3 – Intellectuels, mondialisations, démocratie

La nature des interventions civiques des intellectuels dans la société est affectée par cet éclatement inédit des lieux de pouvoir. Une troisième séquence permettra d’interroger précisément le destin des intellectuels insérés dans la mondialisation.

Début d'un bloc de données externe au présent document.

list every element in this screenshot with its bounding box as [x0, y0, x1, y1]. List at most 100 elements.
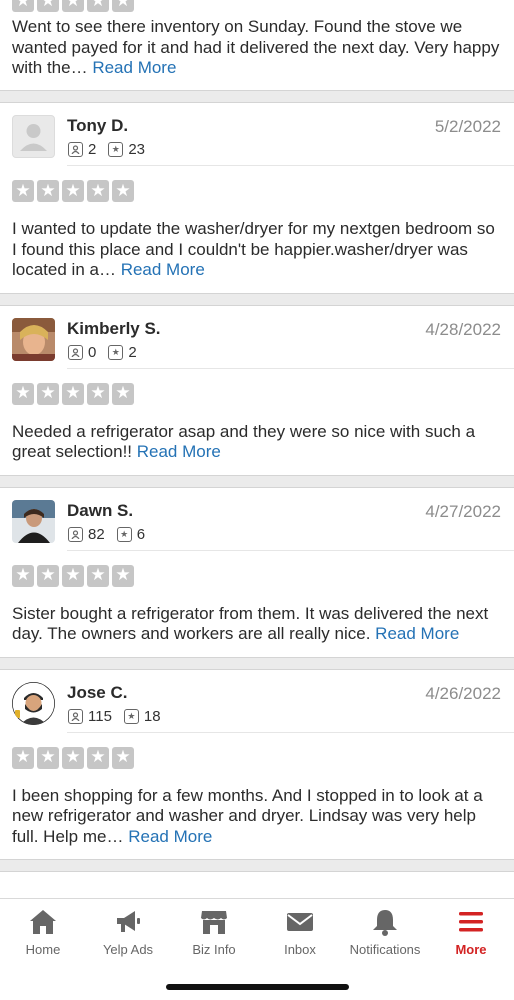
photo-count-icon: ★	[108, 344, 124, 360]
tab-label: Notifications	[349, 942, 421, 957]
photo-count: 18	[143, 707, 161, 725]
photo-count-icon: ★	[108, 142, 124, 157]
star-icon: ★	[87, 746, 109, 769]
tab-home[interactable]: Home	[0, 905, 86, 957]
avatar[interactable]	[12, 317, 55, 361]
star-icon: ★	[12, 180, 34, 202]
star-icon: ★	[87, 564, 109, 587]
tab-label: Inbox	[284, 942, 316, 957]
read-more-link[interactable]: Read More	[128, 827, 212, 846]
star-icon: ★	[112, 180, 134, 202]
home-icon	[30, 910, 56, 934]
review-count-icon	[68, 526, 83, 542]
review-card: Kimberly S. 4/28/2022 0 ★ 2 ★ ★ ★ ★ ★ Ne…	[0, 305, 514, 475]
tab-label: More	[455, 942, 487, 957]
megaphone-icon	[117, 911, 140, 932]
star-rating: ★ ★ ★ ★ ★	[0, 733, 514, 769]
read-more-link[interactable]: Read More	[137, 442, 221, 461]
review-text: Needed a refrigerator asap and they were…	[0, 405, 514, 475]
star-icon: ★	[62, 382, 84, 405]
separator	[0, 656, 514, 670]
star-icon: ★	[112, 564, 134, 587]
reviewer-stats: 82 ★ 6	[68, 526, 157, 543]
tab-notifications[interactable]: Notifications	[342, 905, 428, 957]
review-text: I been shopping for a few months. And I …	[0, 769, 514, 860]
reviewer-name[interactable]: Tony D.	[67, 116, 128, 136]
default-avatar-icon	[20, 124, 47, 151]
separator	[0, 90, 514, 103]
review-count: 0	[88, 343, 97, 361]
review-date: 5/2/2022	[434, 117, 501, 136]
star-icon: ★	[112, 0, 134, 12]
reviewer-name[interactable]: Kimberly S.	[67, 319, 161, 339]
star-icon: ★	[37, 0, 59, 12]
photo-count: 6	[136, 525, 146, 543]
review-body: Went to see there inventory on Sunday. F…	[12, 17, 500, 77]
star-icon: ★	[37, 382, 59, 405]
reviewer-name[interactable]: Dawn S.	[67, 501, 133, 521]
star-icon: ★	[62, 564, 84, 587]
avatar[interactable]	[12, 499, 55, 543]
review-count: 82	[88, 525, 105, 543]
review-header: Dawn S. 4/27/2022 82 ★ 6	[0, 488, 514, 550]
reviewer-stats: 115 ★ 18	[68, 708, 173, 725]
separator	[0, 474, 514, 488]
review-text: Sister bought a refrigerator from them. …	[0, 587, 514, 657]
partial-review: ★ ★ ★ ★ ★ Went to see there inventory on…	[0, 0, 514, 90]
reviewer-stats: 2 ★ 23	[68, 141, 157, 158]
reviewer-name[interactable]: Jose C.	[67, 683, 127, 703]
star-icon: ★	[12, 0, 34, 12]
star-icon: ★	[12, 382, 34, 405]
review-body: I been shopping for a few months. And I …	[12, 785, 483, 846]
menu-icon	[459, 912, 483, 932]
reviewer-stats: 0 ★ 2	[68, 344, 149, 361]
bell-icon	[373, 910, 397, 936]
photo-count-icon: ★	[123, 708, 139, 724]
read-more-link[interactable]: Read More	[375, 624, 459, 643]
review-count-icon	[68, 344, 83, 360]
tab-biz-info[interactable]: Biz Info	[171, 905, 257, 957]
tab-yelp-ads[interactable]: Yelp Ads	[85, 905, 171, 957]
review-body: I wanted to update the washer/dryer for …	[12, 219, 495, 279]
review-card: Tony D. 5/2/2022 2 ★ 23 ★ ★ ★ ★ ★ I want…	[0, 103, 514, 293]
reviews-feed[interactable]: ★ ★ ★ ★ ★ Went to see there inventory on…	[0, 0, 514, 898]
review-header: Kimberly S. 4/28/2022 0 ★ 2	[0, 306, 514, 368]
star-icon: ★	[87, 0, 109, 12]
photo-count-icon: ★	[116, 526, 132, 542]
tab-label: Yelp Ads	[102, 942, 154, 957]
user-photo-icon	[12, 317, 55, 361]
star-rating: ★ ★ ★ ★ ★	[0, 369, 514, 405]
separator	[0, 292, 514, 306]
tab-more[interactable]: More	[428, 905, 514, 957]
storefront-icon	[201, 911, 227, 934]
star-icon: ★	[37, 180, 59, 202]
home-indicator[interactable]	[166, 984, 349, 990]
review-date: 4/28/2022	[425, 319, 501, 339]
star-icon: ★	[62, 746, 84, 769]
review-count-icon	[68, 142, 83, 157]
review-card: Dawn S. 4/27/2022 82 ★ 6 ★ ★ ★ ★ ★ Siste…	[0, 487, 514, 657]
star-icon: ★	[112, 382, 134, 405]
separator	[0, 859, 514, 872]
envelope-icon	[287, 913, 313, 931]
review-text: I wanted to update the washer/dryer for …	[0, 202, 514, 293]
review-text: Went to see there inventory on Sunday. F…	[0, 17, 514, 79]
star-icon: ★	[12, 746, 34, 769]
star-icon: ★	[87, 382, 109, 405]
review-count: 2	[88, 141, 97, 158]
avatar[interactable]	[12, 681, 55, 725]
star-icon: ★	[12, 564, 34, 587]
star-icon: ★	[62, 0, 84, 12]
review-date: 4/27/2022	[425, 501, 501, 521]
photo-count: 2	[128, 343, 137, 361]
read-more-link[interactable]: Read More	[92, 58, 176, 77]
tab-inbox[interactable]: Inbox	[257, 905, 343, 957]
user-photo-icon	[12, 681, 55, 725]
read-more-link[interactable]: Read More	[121, 260, 205, 279]
avatar[interactable]	[12, 115, 55, 158]
review-card: Jose C. 4/26/2022 115 ★ 18 ★ ★ ★ ★ ★ I b…	[0, 669, 514, 860]
star-icon: ★	[37, 564, 59, 587]
tab-label: Biz Info	[192, 942, 236, 957]
star-icon: ★	[37, 746, 59, 769]
star-icon: ★	[62, 180, 84, 202]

Notion en vogue, mais pas toujours claire, la mondialisation est pensée dans sa forme contemporaine comme un processus d’internationalisation, de multinationalisation et d’unification du champ économique  induisant un lien fort avec l’extension du capitalisme à l’échelle mondiale. Elle implique à la fois de l’homogénéisation, des tensions, des oppositions et des dislocations (GEMDEV, 1999), des contre-tendances et des ruptures. Michel Beaud (1999) souligne que la mondialisation s'appréhende d'abord comme l'accession à la dimension mondiale d'une réalité (archéo-mondialisations); ensuite, elle désigne la multiplication et l'intensification d'interdépendances au niveau mondial, et qui se sont renforcées avec les mutations des transports et des communications (proto-mondialisations des cinq derniers siècles); enfin, la mondialisation désigne un mouvement organique incluant de plus en plus un lien fort avec les dynamiques du capitalisme, notamment celles du nouvel âge techno-scientifique du capitalisme.

         Quelles sont les incidences positives ou négatives de la mondialisation sur les productions intellectuelles et scientifiques nationales (ouvrages, revues, littérature engagée, rapports scientifiques, littérature grise, pétitions)? Quelles batailles se livrent des intellectuels autour des concepts de “démocratie” et de Droits de l’homme dans cette nouvelle configuration?

 Comment et dans quels espaces se forment des diasporas intellectuelles et quels liens tissent-elles? Comment, enfin, aborder la question des intellectuels dans la dynamique des sociétés traversées de plus en plus par l'économie de marché ?     

 



[1]  Parmi une longue bibliographie, signalons provisoirement les travaux maintenant classiques de P. Bourdieu, C. Charle, J. F. Sirinelli, P. Ory, M. Winock, pour la France et l’Europe, de J. Kocka, de H. M. Bock sur l’Allemagne, discutés depuis leurs publications par M. Trebitsch, M.C. Granjon, et leurs collaborateurs Voir bibliographie.

[2]   Le réseau Acteurs émergents est conçu comme un espace de rapprochement et d’échange entre des chercheurs en sciences sociales -francophones, anglophones et lusophones, tant africanistes que non africanistes. Ces chercheurs, issus d’Afrique subsaharienne, du Maghreb, d’Europe, d’Amérique du Sud ont choisi d’interroger dans une perspective comparatiste et pluridisciplinaire, les transformations sociales en Afrique et ailleurs. Ce réseau a publié en 2003 Etat et acteurs émergents en Afrique. Démocratie, indocilité et transnationalisation, aux Editions Karthala, IFRA-Ibadan sous la direction de Yann Lebeau, Boubacar Niane, Anne Piriou et Monique de Saint Martin.